Peyton Manning and Bob Sanders, Indianapolis Colts (2007)
Why They Stack Up: Manning was the best quarterback of the young century (the only five-time MVP in history, winning in 2003, 2004, 2008, 2009, and 2013) and Sanders was named the 2007 Defensive Player of the Year.
Why They Don’t: The 2007 season was the one year of his prime Manning was definitely not the best quarterback: Tom Brady rewrote the record book as the Patriots went 18-1. Sanders wouldn’t play more than six games in a season again afterward.
Aaron Rodgers and Charles Woodson, Green Bay Packers (2009-11)
Why They Stack Up: Woodson led the league in interceptions in 2009 and 2011 and was named Defensive Player of the Year in 2009 and a first-team All-Pro in 2009 and 2011, while Rodgers was named MVP in 2011 with 45 touchdowns to just six interceptions, 4,643 yards, and a 14-1 record.
Why They Don’t: Rodgers wasn’t quite the best quarterback in the league yet in 2009 (Manning was MVP, Drew Brees led the league in passing touchdowns, and those two met in the Super Bowl) and running back Chris Johnson rushed for 2,000 yards. When Rodgers took the QB title belt in 2011 by winning the Super Bowl that February and then being named MVP the subsequent season, Woodson was still elite, but he wasn’t the best defender in football.

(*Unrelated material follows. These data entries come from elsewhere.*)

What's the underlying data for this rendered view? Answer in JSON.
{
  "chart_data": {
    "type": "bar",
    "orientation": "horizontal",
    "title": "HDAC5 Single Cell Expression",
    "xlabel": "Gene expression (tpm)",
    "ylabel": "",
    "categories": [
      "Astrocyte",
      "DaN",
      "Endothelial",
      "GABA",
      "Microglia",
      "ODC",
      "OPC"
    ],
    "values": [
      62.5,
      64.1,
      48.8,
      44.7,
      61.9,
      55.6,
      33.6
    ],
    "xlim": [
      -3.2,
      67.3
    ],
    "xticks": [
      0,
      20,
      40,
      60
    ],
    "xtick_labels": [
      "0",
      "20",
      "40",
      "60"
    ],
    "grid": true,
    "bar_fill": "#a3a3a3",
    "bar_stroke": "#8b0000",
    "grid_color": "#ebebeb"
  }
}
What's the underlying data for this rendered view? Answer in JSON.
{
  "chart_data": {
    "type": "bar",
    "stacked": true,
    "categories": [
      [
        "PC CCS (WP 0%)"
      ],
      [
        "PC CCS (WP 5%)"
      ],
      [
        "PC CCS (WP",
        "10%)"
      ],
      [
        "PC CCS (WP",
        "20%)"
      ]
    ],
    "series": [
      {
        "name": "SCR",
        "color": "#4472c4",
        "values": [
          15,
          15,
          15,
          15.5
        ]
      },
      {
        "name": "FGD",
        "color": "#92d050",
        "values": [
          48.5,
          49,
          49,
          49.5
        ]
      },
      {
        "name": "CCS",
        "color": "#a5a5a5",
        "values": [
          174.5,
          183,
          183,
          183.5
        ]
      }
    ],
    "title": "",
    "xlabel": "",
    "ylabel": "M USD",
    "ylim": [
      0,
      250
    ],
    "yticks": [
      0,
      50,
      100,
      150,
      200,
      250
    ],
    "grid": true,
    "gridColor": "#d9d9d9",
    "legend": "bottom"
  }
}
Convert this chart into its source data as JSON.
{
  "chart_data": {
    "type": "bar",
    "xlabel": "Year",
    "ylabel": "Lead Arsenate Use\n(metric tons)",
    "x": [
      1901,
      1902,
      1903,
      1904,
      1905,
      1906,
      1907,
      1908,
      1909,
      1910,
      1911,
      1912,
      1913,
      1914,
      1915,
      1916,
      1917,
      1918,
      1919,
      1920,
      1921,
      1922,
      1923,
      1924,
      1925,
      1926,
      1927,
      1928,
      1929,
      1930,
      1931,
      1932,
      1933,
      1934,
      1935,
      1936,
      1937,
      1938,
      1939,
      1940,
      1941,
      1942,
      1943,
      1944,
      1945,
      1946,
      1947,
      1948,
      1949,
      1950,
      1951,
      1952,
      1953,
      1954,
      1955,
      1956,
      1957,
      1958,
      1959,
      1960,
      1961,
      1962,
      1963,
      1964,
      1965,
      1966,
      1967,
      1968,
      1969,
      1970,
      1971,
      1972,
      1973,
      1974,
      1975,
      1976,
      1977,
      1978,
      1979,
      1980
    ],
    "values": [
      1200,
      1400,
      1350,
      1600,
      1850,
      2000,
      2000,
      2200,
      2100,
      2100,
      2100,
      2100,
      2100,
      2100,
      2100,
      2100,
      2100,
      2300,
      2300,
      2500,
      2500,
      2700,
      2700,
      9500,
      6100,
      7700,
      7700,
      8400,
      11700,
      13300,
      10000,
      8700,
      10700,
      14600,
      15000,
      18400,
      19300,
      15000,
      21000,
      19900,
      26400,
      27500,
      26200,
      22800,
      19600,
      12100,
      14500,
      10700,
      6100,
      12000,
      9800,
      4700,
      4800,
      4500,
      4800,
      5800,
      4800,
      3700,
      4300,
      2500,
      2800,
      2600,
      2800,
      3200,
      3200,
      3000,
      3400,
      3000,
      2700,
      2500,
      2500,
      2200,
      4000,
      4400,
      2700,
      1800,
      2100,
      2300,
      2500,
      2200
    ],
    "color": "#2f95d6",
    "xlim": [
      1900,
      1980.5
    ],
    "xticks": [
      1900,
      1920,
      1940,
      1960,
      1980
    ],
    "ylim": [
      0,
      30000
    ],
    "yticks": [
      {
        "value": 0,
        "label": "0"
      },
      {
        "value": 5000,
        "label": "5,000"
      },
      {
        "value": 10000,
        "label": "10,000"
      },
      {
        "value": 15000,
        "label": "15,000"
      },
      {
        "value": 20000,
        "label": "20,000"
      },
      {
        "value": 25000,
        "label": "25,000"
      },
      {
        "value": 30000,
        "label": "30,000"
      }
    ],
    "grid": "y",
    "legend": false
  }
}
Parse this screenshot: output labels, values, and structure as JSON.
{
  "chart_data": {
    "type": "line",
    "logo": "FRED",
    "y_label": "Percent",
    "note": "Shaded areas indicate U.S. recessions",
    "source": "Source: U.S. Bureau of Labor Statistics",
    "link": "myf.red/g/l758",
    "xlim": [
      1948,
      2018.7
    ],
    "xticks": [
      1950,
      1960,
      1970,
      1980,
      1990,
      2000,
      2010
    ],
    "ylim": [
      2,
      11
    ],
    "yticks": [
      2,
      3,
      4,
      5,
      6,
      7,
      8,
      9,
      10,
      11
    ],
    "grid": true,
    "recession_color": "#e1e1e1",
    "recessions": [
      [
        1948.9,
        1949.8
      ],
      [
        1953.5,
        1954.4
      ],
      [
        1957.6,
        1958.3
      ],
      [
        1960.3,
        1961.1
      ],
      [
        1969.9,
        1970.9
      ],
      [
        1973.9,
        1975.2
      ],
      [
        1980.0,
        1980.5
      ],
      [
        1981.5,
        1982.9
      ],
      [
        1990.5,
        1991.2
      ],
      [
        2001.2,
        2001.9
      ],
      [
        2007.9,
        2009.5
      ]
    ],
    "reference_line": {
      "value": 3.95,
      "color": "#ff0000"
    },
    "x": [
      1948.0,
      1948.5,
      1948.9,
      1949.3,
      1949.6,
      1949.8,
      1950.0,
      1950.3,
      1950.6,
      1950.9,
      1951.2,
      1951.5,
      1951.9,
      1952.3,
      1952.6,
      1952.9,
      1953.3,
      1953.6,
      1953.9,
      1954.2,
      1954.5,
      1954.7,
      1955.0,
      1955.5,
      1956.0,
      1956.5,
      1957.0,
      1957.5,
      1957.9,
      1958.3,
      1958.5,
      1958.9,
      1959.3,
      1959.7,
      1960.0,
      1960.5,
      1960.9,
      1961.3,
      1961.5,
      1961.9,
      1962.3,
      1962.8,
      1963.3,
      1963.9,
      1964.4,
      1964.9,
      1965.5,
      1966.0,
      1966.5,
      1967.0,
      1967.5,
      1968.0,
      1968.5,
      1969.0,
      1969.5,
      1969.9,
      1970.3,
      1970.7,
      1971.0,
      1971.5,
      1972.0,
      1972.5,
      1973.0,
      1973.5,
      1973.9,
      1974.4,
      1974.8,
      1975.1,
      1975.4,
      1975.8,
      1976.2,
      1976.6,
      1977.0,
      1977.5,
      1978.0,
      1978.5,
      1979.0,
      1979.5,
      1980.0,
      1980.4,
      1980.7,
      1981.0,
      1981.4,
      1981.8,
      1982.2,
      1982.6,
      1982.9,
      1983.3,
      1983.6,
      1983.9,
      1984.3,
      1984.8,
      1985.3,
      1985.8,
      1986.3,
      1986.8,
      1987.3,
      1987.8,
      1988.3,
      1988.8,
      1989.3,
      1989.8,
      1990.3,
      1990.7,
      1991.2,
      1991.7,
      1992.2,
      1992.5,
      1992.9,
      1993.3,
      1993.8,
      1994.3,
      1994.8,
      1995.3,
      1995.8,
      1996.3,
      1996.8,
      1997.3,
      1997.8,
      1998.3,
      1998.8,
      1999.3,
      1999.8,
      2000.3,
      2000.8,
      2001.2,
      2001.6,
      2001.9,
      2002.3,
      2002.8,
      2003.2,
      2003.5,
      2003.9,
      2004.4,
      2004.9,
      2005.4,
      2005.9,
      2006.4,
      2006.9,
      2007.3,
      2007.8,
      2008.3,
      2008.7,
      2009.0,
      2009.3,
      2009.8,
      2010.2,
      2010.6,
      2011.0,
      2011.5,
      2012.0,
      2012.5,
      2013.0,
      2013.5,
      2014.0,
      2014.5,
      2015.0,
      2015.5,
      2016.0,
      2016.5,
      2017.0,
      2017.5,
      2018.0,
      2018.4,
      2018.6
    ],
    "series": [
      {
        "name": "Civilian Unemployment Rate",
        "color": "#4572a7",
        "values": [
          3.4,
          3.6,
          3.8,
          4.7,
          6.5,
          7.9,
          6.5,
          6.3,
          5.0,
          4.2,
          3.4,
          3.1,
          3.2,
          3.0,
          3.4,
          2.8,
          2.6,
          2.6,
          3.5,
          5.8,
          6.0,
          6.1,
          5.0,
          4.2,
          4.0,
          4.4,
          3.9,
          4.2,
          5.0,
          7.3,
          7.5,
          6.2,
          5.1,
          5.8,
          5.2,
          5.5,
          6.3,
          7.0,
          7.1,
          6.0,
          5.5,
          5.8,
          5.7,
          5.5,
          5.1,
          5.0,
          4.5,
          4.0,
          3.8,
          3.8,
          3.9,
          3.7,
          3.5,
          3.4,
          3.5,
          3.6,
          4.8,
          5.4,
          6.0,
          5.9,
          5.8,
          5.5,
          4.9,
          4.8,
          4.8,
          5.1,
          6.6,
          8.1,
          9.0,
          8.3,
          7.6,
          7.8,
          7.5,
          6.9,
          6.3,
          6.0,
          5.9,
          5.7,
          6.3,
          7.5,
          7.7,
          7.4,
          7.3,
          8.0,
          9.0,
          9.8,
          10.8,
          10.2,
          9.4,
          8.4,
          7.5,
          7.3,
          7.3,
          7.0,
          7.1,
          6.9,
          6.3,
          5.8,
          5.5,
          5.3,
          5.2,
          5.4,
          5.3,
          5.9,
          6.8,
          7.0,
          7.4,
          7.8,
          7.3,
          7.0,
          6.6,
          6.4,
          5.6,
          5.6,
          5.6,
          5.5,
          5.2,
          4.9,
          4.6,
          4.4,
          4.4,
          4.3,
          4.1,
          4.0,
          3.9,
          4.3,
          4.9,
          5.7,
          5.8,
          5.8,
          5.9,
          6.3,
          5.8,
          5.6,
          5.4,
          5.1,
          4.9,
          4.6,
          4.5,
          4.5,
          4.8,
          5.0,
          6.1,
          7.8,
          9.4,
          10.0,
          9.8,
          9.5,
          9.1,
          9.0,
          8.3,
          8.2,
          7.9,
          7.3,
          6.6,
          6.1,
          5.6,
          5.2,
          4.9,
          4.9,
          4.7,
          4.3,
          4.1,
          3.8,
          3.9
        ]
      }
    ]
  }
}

Baltimore’s Terrell Suggs was named the Defensive Player of the Year, and New York’s Darrelle Revis had usurped Woodson as the league’s best cornerback.
Peyton Manning and Von Miller, Denver Broncos (2012-15)
Why They Stack Up: Manning submitted the best season in the history of quarterbacking in 2013 just as Miller was blossoming into the league’s best edge rusher.
Why They Don’t: J.J. Watt.
Manning’s best season coincided with Miller’s six-game suspension for attempting to cheat the NFL’s drug testing policy. One year earlier, Miller had 18.5 sacks, but J.J. Watt had a near-unanimous DPOY award. Watt also won the award each of the next two seasons, and by the time Miller may have claimed his spot in the 2015 season by winning Super Bowl MVP, Manning’s noodle arm had rendered him one of the worst quarterbacks in the league.
Todd Gurley and Aaron Donald, Los Angeles Rams (2017-18)
Why They’re the Best Pairing in NFL History: If the season ended today, they would be back-to-back winners for OPOY and DPOY. As the above list shows, nothing like that has happened before. Donald is head and shoulders the best defensive player in football, and Gurley is clearly the league’s best non-QB offensive player through 10 weeks, and it’s not outside the realm of possibility that Gurley wins MVP this season.
Why They May Not Be: They haven’t won yet. Even if they do, the biggest question is whether Gurley can be considered the best offensive player in a quarterback-dominated era. As Drew Brees and Patrick Mahomes II lead their teams to soaring offensive heights, it’s fair to wonder how impactful Gurley is by comparison (and how many other running backs could succeed in Gurley’s place). Yet that’s true for many of the offensive and defensive players in NFL history—including many on the above list—and none of them have been able to do what Donald and Gurley appear to be on the verge of doing.